To give somewhat of a backstory to my insanity that leads up to present day, I’d like to say I really had no contingency plan. No backup, no other alternative, just shooting in the dark. I installed Xubuntu, completely wiping my drive. Keep in mind, I also did not have recovery disks. I liked it, but it wasn’t quite for me. So for the course of six hours, through the night and into the morning, I hopped from Xubuntu to Lubuntu to various flavors of Mint . So when people ask me how long it took me to use Linux only, I can honestly answer with “Immediately”, but I generally say six hours because I usually get less of the annoying bunches of questions from people who can’t take a simple answer or just don’t believe it. That being said, I stuck with Mint for quite a while, and through the months, I hopped from distro to distro using absolutely everything I could in an unreasonable amount of time. I actually hadn’t tried Ubuntu MATE until December 2016. I used the 16.04 release, and I was very dissatisfied, I’ll be honest. The entire thing felt more outdated than Xfce, and it was quirky in ways that just ■■■■■■ me off.

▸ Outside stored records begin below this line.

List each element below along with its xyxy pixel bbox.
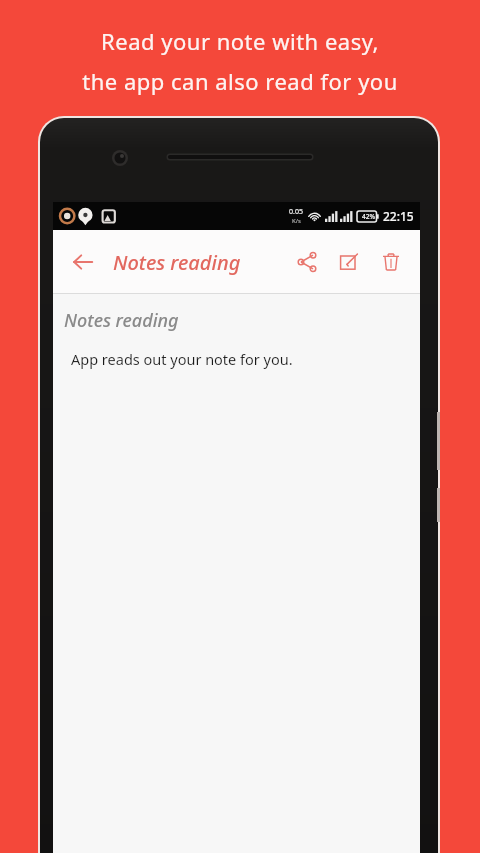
staticText: App reads out your note for you. <box>71 349 293 369</box>
staticText: Notes reading <box>113 249 241 276</box>
button[interactable]: Back <box>61 240 105 284</box>
staticText: the app can also read for you <box>82 66 398 96</box>
staticText: K/s <box>292 217 301 225</box>
staticText: Read your note with easy, <box>101 26 379 56</box>
staticText: 0.05 <box>289 207 303 217</box>
button[interactable]: Share <box>286 241 328 283</box>
staticText: 22:15 <box>383 208 414 224</box>
button[interactable]: Edit <box>328 241 370 283</box>
staticText: 42% <box>362 212 375 221</box>
staticText: Notes reading <box>64 308 179 333</box>
button[interactable]: Delete <box>370 241 412 283</box>
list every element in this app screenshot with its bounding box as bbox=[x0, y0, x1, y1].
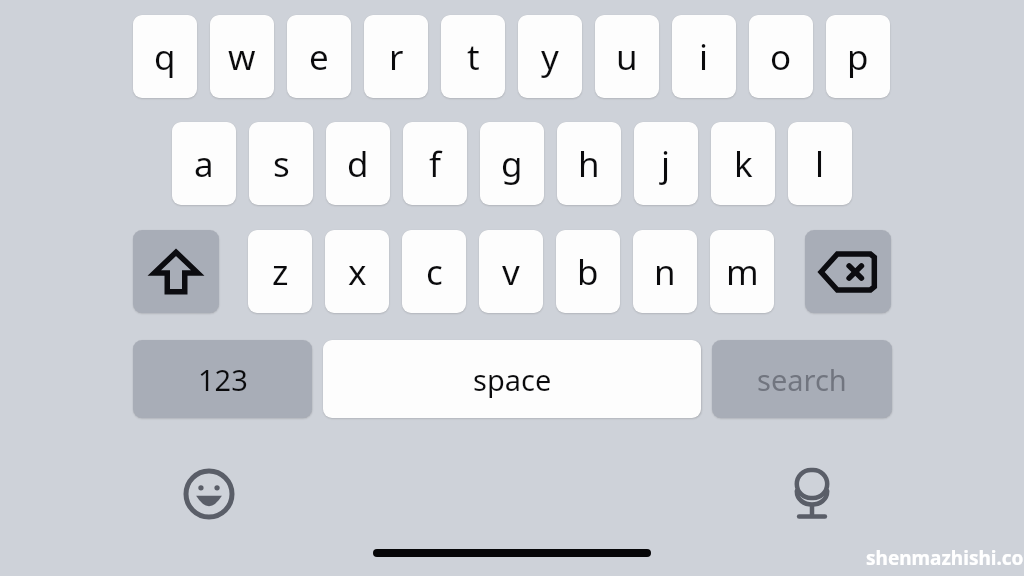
staticText: x bbox=[348, 248, 367, 296]
staticText: k bbox=[734, 140, 753, 188]
button[interactable]: e bbox=[287, 15, 351, 98]
button[interactable]: y bbox=[518, 15, 582, 98]
button[interactable]: v bbox=[479, 230, 543, 313]
button[interactable]: x bbox=[325, 230, 389, 313]
staticText: 123 bbox=[198, 360, 248, 399]
button[interactable]: z bbox=[248, 230, 312, 313]
button[interactable]: u bbox=[595, 15, 659, 98]
button[interactable]: f bbox=[403, 122, 467, 205]
staticText: r bbox=[389, 33, 404, 81]
button[interactable]: Dictation bbox=[782, 463, 842, 525]
staticText: b bbox=[577, 248, 599, 296]
button[interactable]: s bbox=[249, 122, 313, 205]
button[interactable]: n bbox=[633, 230, 697, 313]
button[interactable]: d bbox=[326, 122, 390, 205]
staticText: g bbox=[501, 140, 523, 188]
button[interactable]: q bbox=[133, 15, 197, 98]
button[interactable]: r bbox=[364, 15, 428, 98]
staticText: s bbox=[273, 140, 290, 188]
staticText: i bbox=[699, 33, 709, 81]
button[interactable]: Emoji keyboard bbox=[179, 464, 239, 524]
staticText: n bbox=[654, 248, 676, 296]
staticText: t bbox=[467, 33, 480, 81]
staticText: u bbox=[616, 33, 638, 81]
staticText: q bbox=[154, 33, 176, 81]
button[interactable]: space bbox=[323, 340, 701, 418]
button[interactable]: g bbox=[480, 122, 544, 205]
button[interactable]: l bbox=[788, 122, 852, 205]
staticText: search bbox=[757, 360, 847, 399]
button[interactable]: i bbox=[672, 15, 736, 98]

In the time of just under two years of using Linux, I’ve already created a successful, local business model servicing various needs from tech support and consulting, to services such as offloaded encoding and storage of files and media. I’ve had no need to use Windows for anything, though I do fix and support systems running Windows, as I do keep up on my knowledge base of it, and remain familiar with it.
I didn’t stop using Windows for privacy reasons, because I’m quite practical in that sense. Realistically, once you connect to the internet, your privacy is gone. Deal with it. No, I just stopped using Windows because Linux works better for me. I have more choices, as cliché as that sounds and is, but I also like the way these systems work. I like the way they evolve, and I love the way the community drives them forward.
All that being said, despite first impressions, and 16.10 wasn’t much better, when 17.04 rolled around I hopped on to give it another shot. I’ve got to say, that some incredible changes were made. I’m a fan of the Ubuntu base, and I was quite pleased with the way things turned out. Not only was Ubuntu MATE much more stable than it previously was, it was also much more refined. Between the welcome screen which was actually useful (something very rarely seen, most of the time they require more work to get the help than is helpful itself.), and the theming improvements, better up to date software, smoother performance and overall integration. Still missing Brisk menu hotkey, and the menu on the panel by default is atrocious, but it’s not a deal breaker. Ubuntu MATE is my current daily driver, and it will be for quite some time. I could immediately tell the difference and the amount of work the team has put into the project, and it’s paid off.
At the end of it all, I’m an Ubuntu MATE user and enthusiast, which is something I never thought I’d say, but I’m definitely happy.